7. Partner with your peers
This one is simple. Partner with consultants who handle a slightly different kind of work than you do… People like SEO consultants, WordPress developers, designers, and so on.
Since they do a lot of work themselves, every now and then, they will probably have a project for you that’s outside of their comfort zone. Of course, you should reciprocate and point people towards them too whenever you have the chance.
8. Service your leads properly
Sometimes, the easiest way to lose a sale is when you already think you’ve got it. What I’m trying to say is that you actually don’t have a client until there’s a signature on the contract or money in your bank account.

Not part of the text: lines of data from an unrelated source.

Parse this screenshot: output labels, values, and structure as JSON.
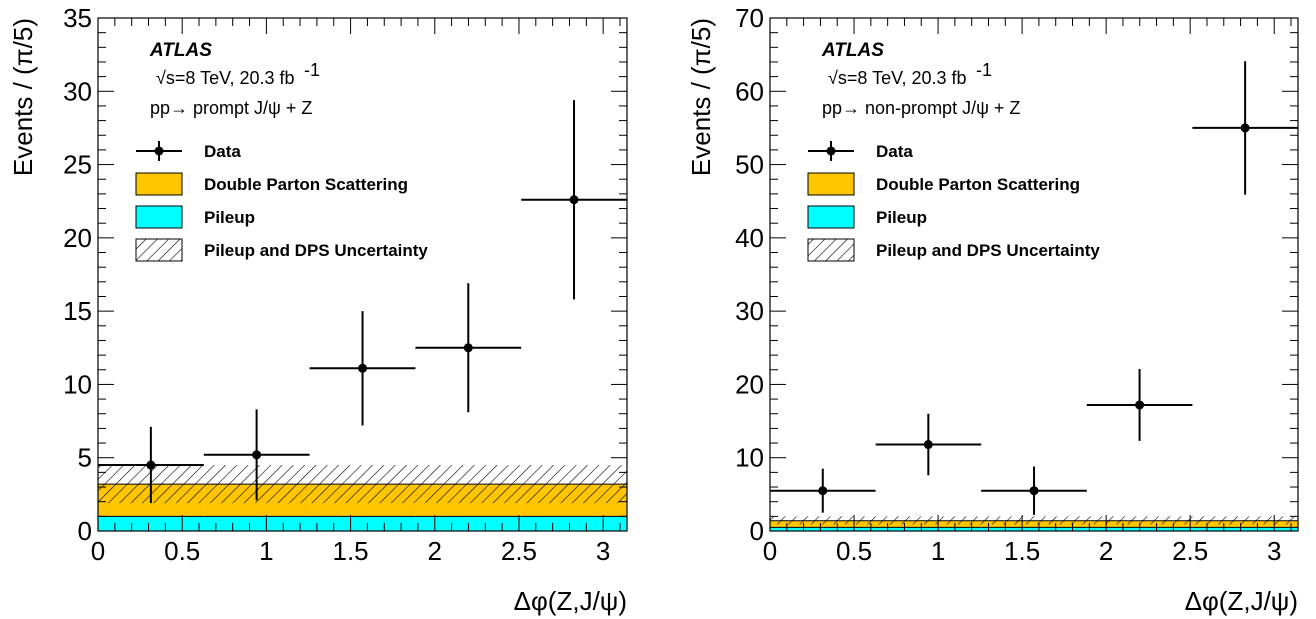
{
  "colors": {
    "dps": "#ffc600",
    "pileup": "#00ffff",
    "data": "#000000",
    "hatch": "#000000"
  },
  "chart_data": [
    {
      "type": "bar",
      "experiment": "ATLAS",
      "energy_line": "√s=8 TeV, 20.3 fb",
      "energy_superscript": "-1",
      "process": "pp→ prompt J/ψ + Z",
      "xlabel": "Δφ(Z,J/ψ)",
      "ylabel": "Events / (π/5)",
      "xlim": [
        0,
        3.1416
      ],
      "ylim": [
        0,
        35
      ],
      "x_ticks": [
        0,
        0.5,
        1,
        1.5,
        2,
        2.5,
        3
      ],
      "x_tick_labels": [
        "0",
        "0.5",
        "1",
        "1.5",
        "2",
        "2.5",
        "3"
      ],
      "y_ticks": [
        0,
        5,
        10,
        15,
        20,
        25,
        30,
        35
      ],
      "y_tick_labels": [
        "0",
        "5",
        "10",
        "15",
        "20",
        "25",
        "30",
        "35"
      ],
      "bin_edges": [
        0,
        0.6283,
        1.2566,
        1.885,
        2.5133,
        3.1416
      ],
      "pileup": [
        1.0,
        1.0,
        1.0,
        1.0,
        1.0
      ],
      "dps": [
        2.2,
        2.2,
        2.2,
        2.2,
        2.2
      ],
      "uncertainty": [
        {
          "low": 1.9,
          "high": 4.5
        },
        {
          "low": 1.9,
          "high": 4.5
        },
        {
          "low": 1.9,
          "high": 4.5
        },
        {
          "low": 1.9,
          "high": 4.5
        },
        {
          "low": 1.9,
          "high": 4.5
        }
      ],
      "data": [
        {
          "x": 0.314,
          "y": 4.5,
          "yerr_low": 2.6,
          "yerr_high": 2.6
        },
        {
          "x": 0.942,
          "y": 5.2,
          "yerr_low": 3.1,
          "yerr_high": 3.1
        },
        {
          "x": 1.571,
          "y": 11.1,
          "yerr_low": 3.9,
          "yerr_high": 3.9
        },
        {
          "x": 2.199,
          "y": 12.5,
          "yerr_low": 4.4,
          "yerr_high": 4.4
        },
        {
          "x": 2.827,
          "y": 22.6,
          "yerr_low": 6.8,
          "yerr_high": 6.8
        }
      ],
      "legend": [
        "Data",
        "Double Parton Scattering",
        "Pileup",
        "Pileup and DPS Uncertainty"
      ],
      "legend_position": "top-left"
    },
    {
      "type": "bar",
      "experiment": "ATLAS",
      "energy_line": "√s=8 TeV, 20.3 fb",
      "energy_superscript": "-1",
      "process": "pp→ non-prompt J/ψ + Z",
      "xlabel": "Δφ(Z,J/ψ)",
      "ylabel": "Events / (π/5)",
      "xlim": [
        0,
        3.1416
      ],
      "ylim": [
        0,
        70
      ],
      "x_ticks": [
        0,
        0.5,
        1,
        1.5,
        2,
        2.5,
        3
      ],
      "x_tick_labels": [
        "0",
        "0.5",
        "1",
        "1.5",
        "2",
        "2.5",
        "3"
      ],
      "y_ticks": [
        0,
        10,
        20,
        30,
        40,
        50,
        60,
        70
      ],
      "y_tick_labels": [
        "0",
        "10",
        "20",
        "30",
        "40",
        "50",
        "60",
        "70"
      ],
      "bin_edges": [
        0,
        0.6283,
        1.2566,
        1.885,
        2.5133,
        3.1416
      ],
      "pileup": [
        0.5,
        0.5,
        0.5,
        0.5,
        0.5
      ],
      "dps": [
        0.9,
        0.9,
        0.9,
        0.9,
        0.9
      ],
      "uncertainty": [
        {
          "low": 0.9,
          "high": 2.0
        },
        {
          "low": 0.9,
          "high": 2.0
        },
        {
          "low": 0.9,
          "high": 2.0
        },
        {
          "low": 0.9,
          "high": 2.0
        },
        {
          "low": 0.9,
          "high": 2.0
        }
      ],
      "data": [
        {
          "x": 0.314,
          "y": 5.5,
          "yerr_low": 3.0,
          "yerr_high": 3.0
        },
        {
          "x": 0.942,
          "y": 11.8,
          "yerr_low": 4.2,
          "yerr_high": 4.2
        },
        {
          "x": 1.571,
          "y": 5.5,
          "yerr_low": 3.3,
          "yerr_high": 3.3
        },
        {
          "x": 2.199,
          "y": 17.2,
          "yerr_low": 4.9,
          "yerr_high": 4.9
        },
        {
          "x": 2.827,
          "y": 55.0,
          "yerr_low": 9.1,
          "yerr_high": 9.1
        }
      ],
      "legend": [
        "Data",
        "Double Parton Scattering",
        "Pileup",
        "Pileup and DPS Uncertainty"
      ],
      "legend_position": "top-left"
    }
  ]
}
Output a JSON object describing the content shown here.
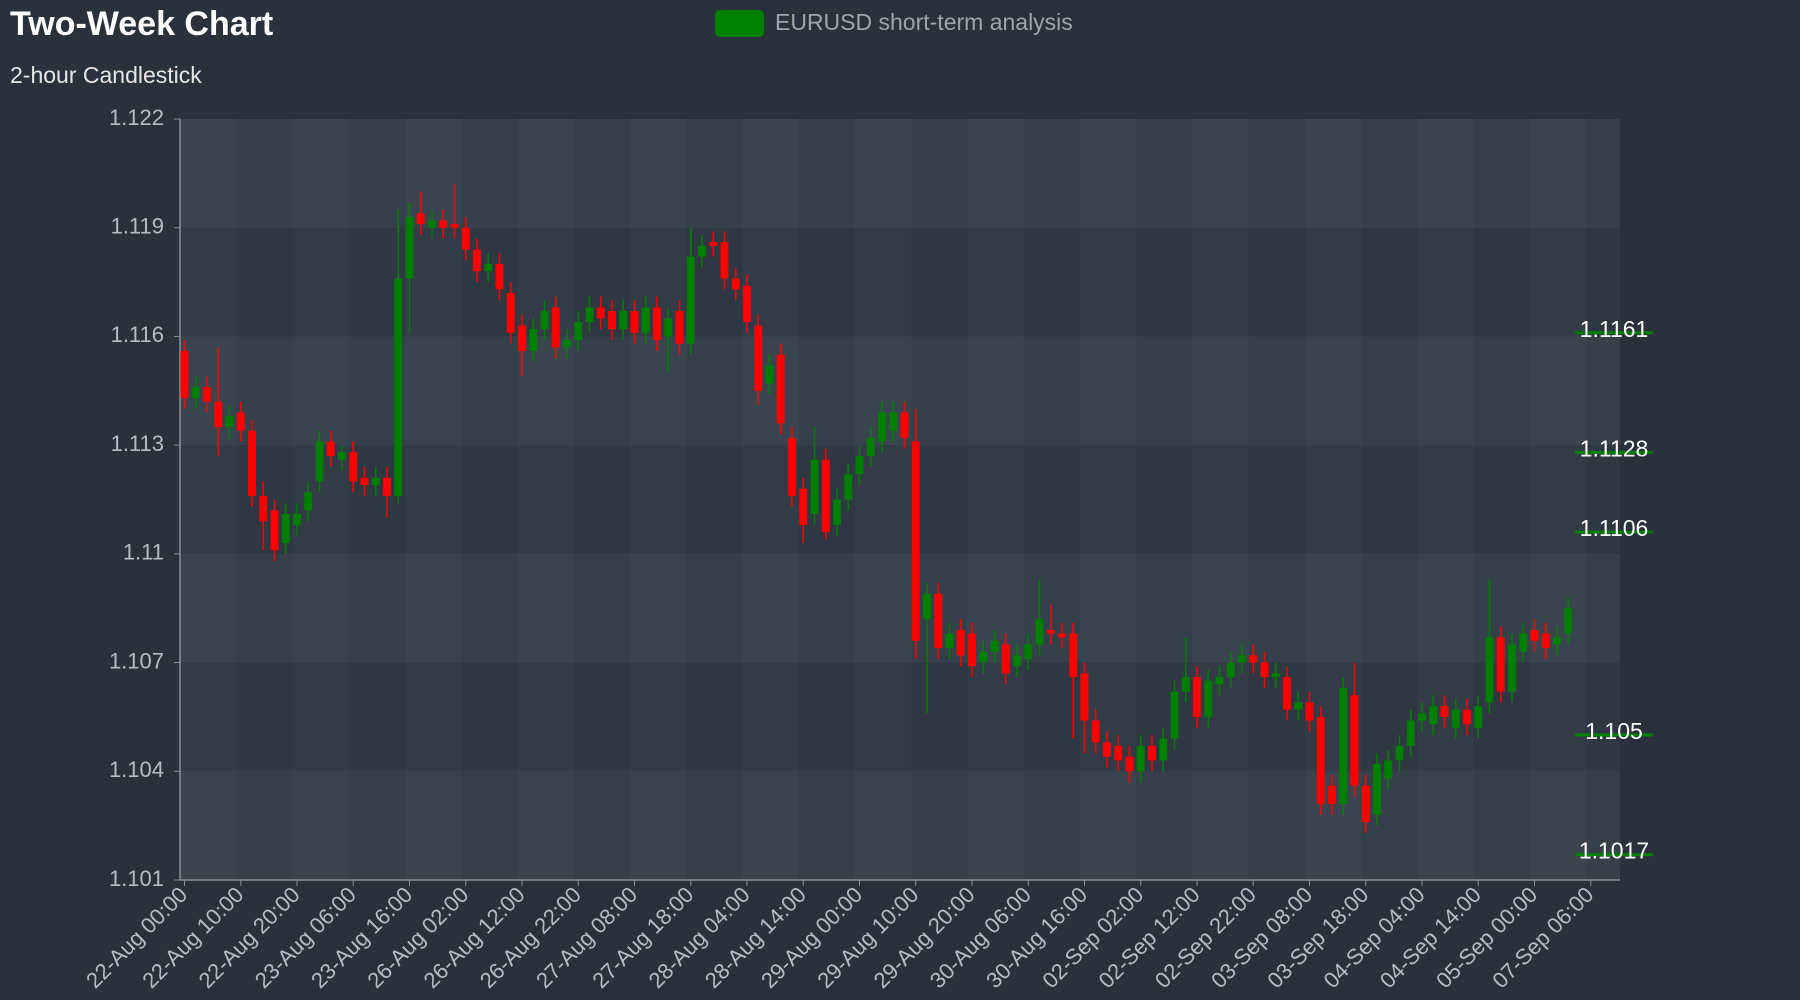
{
  "chart_data": {
    "type": "candlestick",
    "title": "Two-Week Chart",
    "subtitle": "2-hour Candlestick",
    "categories": [
      "22-Aug 00:00",
      null,
      null,
      null,
      null,
      "22-Aug 10:00",
      null,
      null,
      null,
      null,
      "22-Aug 20:00",
      null,
      null,
      null,
      null,
      "23-Aug 06:00",
      null,
      null,
      null,
      null,
      "23-Aug 16:00",
      null,
      null,
      null,
      null,
      "26-Aug 02:00",
      null,
      null,
      null,
      null,
      "26-Aug 12:00",
      null,
      null,
      null,
      null,
      "26-Aug 22:00",
      null,
      null,
      null,
      null,
      "27-Aug 08:00",
      null,
      null,
      null,
      null,
      "27-Aug 18:00",
      null,
      null,
      null,
      null,
      "28-Aug 04:00",
      null,
      null,
      null,
      null,
      "28-Aug 14:00",
      null,
      null,
      null,
      null,
      "29-Aug 00:00",
      null,
      null,
      null,
      null,
      "29-Aug 10:00",
      null,
      null,
      null,
      null,
      "29-Aug 20:00",
      null,
      null,
      null,
      null,
      "30-Aug 06:00",
      null,
      null,
      null,
      null,
      "30-Aug 16:00",
      null,
      null,
      null,
      null,
      "02-Sep 02:00",
      null,
      null,
      null,
      null,
      "02-Sep 12:00",
      null,
      null,
      null,
      null,
      "02-Sep 22:00",
      null,
      null,
      null,
      null,
      "03-Sep 08:00",
      null,
      null,
      null,
      null,
      "03-Sep 18:00",
      null,
      null,
      null,
      null,
      "04-Sep 04:00",
      null,
      null,
      null,
      null,
      "04-Sep 14:00",
      null,
      null,
      null,
      null,
      "05-Sep 00:00",
      null,
      null,
      null,
      null,
      "07-Sep 06:00"
    ],
    "series": [
      {
        "name": "EURUSD short-term analysis",
        "color": "#008000",
        "up_color": "#008000",
        "down_color": "#ff0000",
        "open": [
          1.1156,
          1.1143,
          1.1146,
          1.1142,
          1.1135,
          1.1139,
          1.1134,
          1.1116,
          1.1112,
          1.1103,
          1.1108,
          1.1112,
          1.112,
          1.1131,
          1.1126,
          1.1128,
          1.1121,
          1.1119,
          1.1121,
          1.1116,
          1.1176,
          1.1194,
          1.119,
          1.1192,
          1.1191,
          1.119,
          1.1184,
          1.1178,
          1.118,
          1.1172,
          1.1163,
          1.1156,
          1.1162,
          1.1168,
          1.1157,
          1.1159,
          1.1164,
          1.1168,
          1.1167,
          1.1162,
          1.1167,
          1.1161,
          1.1168,
          1.116,
          1.1167,
          1.1158,
          1.1182,
          1.1186,
          1.1186,
          1.1176,
          1.1174,
          1.1163,
          1.1147,
          1.1155,
          1.1132,
          1.1118,
          1.1111,
          1.1126,
          1.1108,
          1.1115,
          1.1122,
          1.1127,
          1.1131,
          1.1134,
          1.1139,
          1.1131,
          1.1082,
          1.1089,
          1.1074,
          1.1079,
          1.1078,
          1.107,
          1.1073,
          1.1075,
          1.1069,
          1.1071,
          1.1075,
          1.1079,
          1.1078,
          1.1078,
          1.1067,
          1.1054,
          1.1048,
          1.1047,
          1.1044,
          1.104,
          1.1047,
          1.1043,
          1.1049,
          1.1062,
          1.1066,
          1.1055,
          1.1064,
          1.1066,
          1.107,
          1.1072,
          1.107,
          1.1066,
          1.1066,
          1.1057,
          1.1059,
          1.1055,
          1.1036,
          1.1031,
          1.1061,
          1.1036,
          1.1028,
          1.1038,
          1.1043,
          1.1047,
          1.1054,
          1.1053,
          1.1058,
          1.1052,
          1.1057,
          1.1052,
          1.1059,
          1.1077,
          1.1062,
          1.1073,
          1.1079,
          1.1078,
          1.1075,
          1.1078,
          null,
          null
        ],
        "high": [
          1.1159,
          1.1149,
          1.1149,
          1.1157,
          1.1141,
          1.1142,
          1.1137,
          1.112,
          1.1115,
          1.1114,
          1.1114,
          1.112,
          1.1134,
          1.1134,
          1.113,
          1.1131,
          1.1124,
          1.1124,
          1.1124,
          1.1195,
          1.1197,
          1.12,
          1.1195,
          1.1195,
          1.1202,
          1.1193,
          1.1187,
          1.1183,
          1.1183,
          1.1175,
          1.1166,
          1.1165,
          1.117,
          1.1171,
          1.1162,
          1.1167,
          1.1171,
          1.1171,
          1.117,
          1.117,
          1.117,
          1.1171,
          1.1171,
          1.1168,
          1.117,
          1.119,
          1.1188,
          1.1189,
          1.1189,
          1.1179,
          1.1177,
          1.1166,
          1.1155,
          1.1158,
          1.1135,
          1.1121,
          1.1135,
          1.1129,
          1.1118,
          1.1125,
          1.113,
          1.1135,
          1.1142,
          1.1142,
          1.1142,
          1.114,
          1.1092,
          1.1092,
          1.1081,
          1.1082,
          1.1081,
          1.1076,
          1.1079,
          1.1078,
          1.1075,
          1.1078,
          1.1093,
          1.1086,
          1.1081,
          1.1081,
          1.107,
          1.1057,
          1.1051,
          1.105,
          1.1047,
          1.105,
          1.105,
          1.1052,
          1.1065,
          1.1077,
          1.1069,
          1.1068,
          1.1069,
          1.1073,
          1.1075,
          1.1075,
          1.1073,
          1.107,
          1.1069,
          1.1062,
          1.1062,
          1.1058,
          1.1039,
          1.1066,
          1.107,
          1.1039,
          1.1045,
          1.1046,
          1.105,
          1.1057,
          1.1059,
          1.1061,
          1.1061,
          1.106,
          1.106,
          1.1061,
          1.1093,
          1.108,
          1.1078,
          1.1081,
          1.1082,
          1.1081,
          1.108,
          1.1088,
          null,
          null
        ],
        "low": [
          1.114,
          1.114,
          1.1139,
          1.1127,
          1.1132,
          1.1131,
          1.1113,
          1.1101,
          1.1098,
          1.11,
          1.1105,
          1.1109,
          1.1117,
          1.1124,
          1.1123,
          1.1117,
          1.1116,
          1.1116,
          1.111,
          1.1114,
          1.1161,
          1.1188,
          1.1187,
          1.1187,
          1.1187,
          1.1181,
          1.1175,
          1.1175,
          1.117,
          1.1158,
          1.1149,
          1.1153,
          1.1159,
          1.1154,
          1.1154,
          1.1156,
          1.1161,
          1.1162,
          1.1159,
          1.1159,
          1.1158,
          1.1158,
          1.1156,
          1.115,
          1.1155,
          1.1155,
          1.1179,
          1.1182,
          1.1173,
          1.117,
          1.1161,
          1.1141,
          1.1144,
          1.1133,
          1.1113,
          1.1103,
          1.1108,
          1.1104,
          1.1105,
          1.1112,
          1.1119,
          1.1124,
          1.1128,
          1.1131,
          1.1129,
          1.1071,
          1.1056,
          1.1071,
          1.1071,
          1.1069,
          1.1066,
          1.1067,
          1.107,
          1.1064,
          1.1066,
          1.1068,
          1.1072,
          1.1075,
          1.1074,
          1.1049,
          1.1045,
          1.1045,
          1.1041,
          1.104,
          1.1037,
          1.1037,
          1.104,
          1.104,
          1.1046,
          1.1059,
          1.1052,
          1.1052,
          1.1061,
          1.1063,
          1.1067,
          1.1067,
          1.1063,
          1.1063,
          1.1054,
          1.1054,
          1.1051,
          1.1028,
          1.1028,
          1.1028,
          1.1033,
          1.1023,
          1.1025,
          1.1035,
          1.104,
          1.1044,
          1.1051,
          1.105,
          1.1052,
          1.1049,
          1.105,
          1.1049,
          1.1056,
          1.1059,
          1.1059,
          1.107,
          1.1073,
          1.1071,
          1.1072,
          1.1075,
          null,
          null
        ],
        "close": [
          1.1143,
          1.1146,
          1.1142,
          1.1135,
          1.1138,
          1.1134,
          1.1116,
          1.1109,
          1.1101,
          1.1111,
          1.1111,
          1.1117,
          1.1131,
          1.1127,
          1.1128,
          1.112,
          1.1119,
          1.1121,
          1.1116,
          1.1176,
          1.1193,
          1.1191,
          1.1192,
          1.119,
          1.119,
          1.1184,
          1.1178,
          1.118,
          1.1173,
          1.1161,
          1.1156,
          1.1162,
          1.1167,
          1.1157,
          1.1159,
          1.1164,
          1.1168,
          1.1165,
          1.1162,
          1.1167,
          1.1161,
          1.1168,
          1.1159,
          1.1165,
          1.1158,
          1.1182,
          1.1185,
          1.1185,
          1.1176,
          1.1173,
          1.1164,
          1.1145,
          1.1152,
          1.1136,
          1.1116,
          1.1108,
          1.1126,
          1.1106,
          1.1115,
          1.1122,
          1.1127,
          1.1132,
          1.1139,
          1.1139,
          1.1132,
          1.1076,
          1.1089,
          1.1074,
          1.1078,
          1.1072,
          1.1069,
          1.1073,
          1.1076,
          1.1067,
          1.1072,
          1.1075,
          1.1082,
          1.1078,
          1.1077,
          1.1066,
          1.1054,
          1.1048,
          1.1044,
          1.1043,
          1.104,
          1.1047,
          1.1043,
          1.1049,
          1.1062,
          1.1066,
          1.1055,
          1.1065,
          1.1066,
          1.107,
          1.1072,
          1.107,
          1.1066,
          1.1067,
          1.1057,
          1.1059,
          1.1054,
          1.1031,
          1.1031,
          1.1063,
          1.1036,
          1.1026,
          1.1042,
          1.1043,
          1.1047,
          1.1054,
          1.1056,
          1.1058,
          1.1055,
          1.1057,
          1.1053,
          1.1058,
          1.1077,
          1.1062,
          1.1075,
          1.1078,
          1.1076,
          1.1074,
          1.1077,
          1.1085,
          null,
          null
        ]
      }
    ],
    "ylim": [
      1.101,
      1.122
    ],
    "yticks": [
      1.101,
      1.104,
      1.107,
      1.11,
      1.113,
      1.116,
      1.119,
      1.122
    ],
    "levels": [
      1.1161,
      1.1128,
      1.1106,
      1.105,
      1.1017
    ],
    "level_color": "#008000",
    "legend": "top"
  }
}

From my point of view, the process of getting leads is about creativity and being seen as an attractive person to work with (business-wise). But converting those leads to clients is pure science. It’s about being professional to the beat and making it possible for the client to make their decision as seamlessly as possible. Since it’s the 21st century, you can use a tool like Bidsketch to achieve this professional feel. In short, Bidsketch is a client proposal software – it helps you design, prepare and send out proposals. Then, it also lets your clients sign them electronically.
The secret is to craft your proposal to hit all of the right buttons with your client. For instance: list the benefits of working with you, provide various payment options, mention the data security and backing up systems you’re using, even provide a guarantee. The more you do that’s in tune with the traditional dogma of salesmanship, the better. For more help, you can also check out what Greg Ciotti has to say about freelance marketing (here).
This guide has actually gotten really “extended”. I hope you’re not mad, but I did want to mention all the things that have worked for me, and which I believe will work for you as well. I guess the next step is to take action and prepare your personal freelance blogging campaign. Feel free to let me know what you think about the idea, and as always, every question is welcome.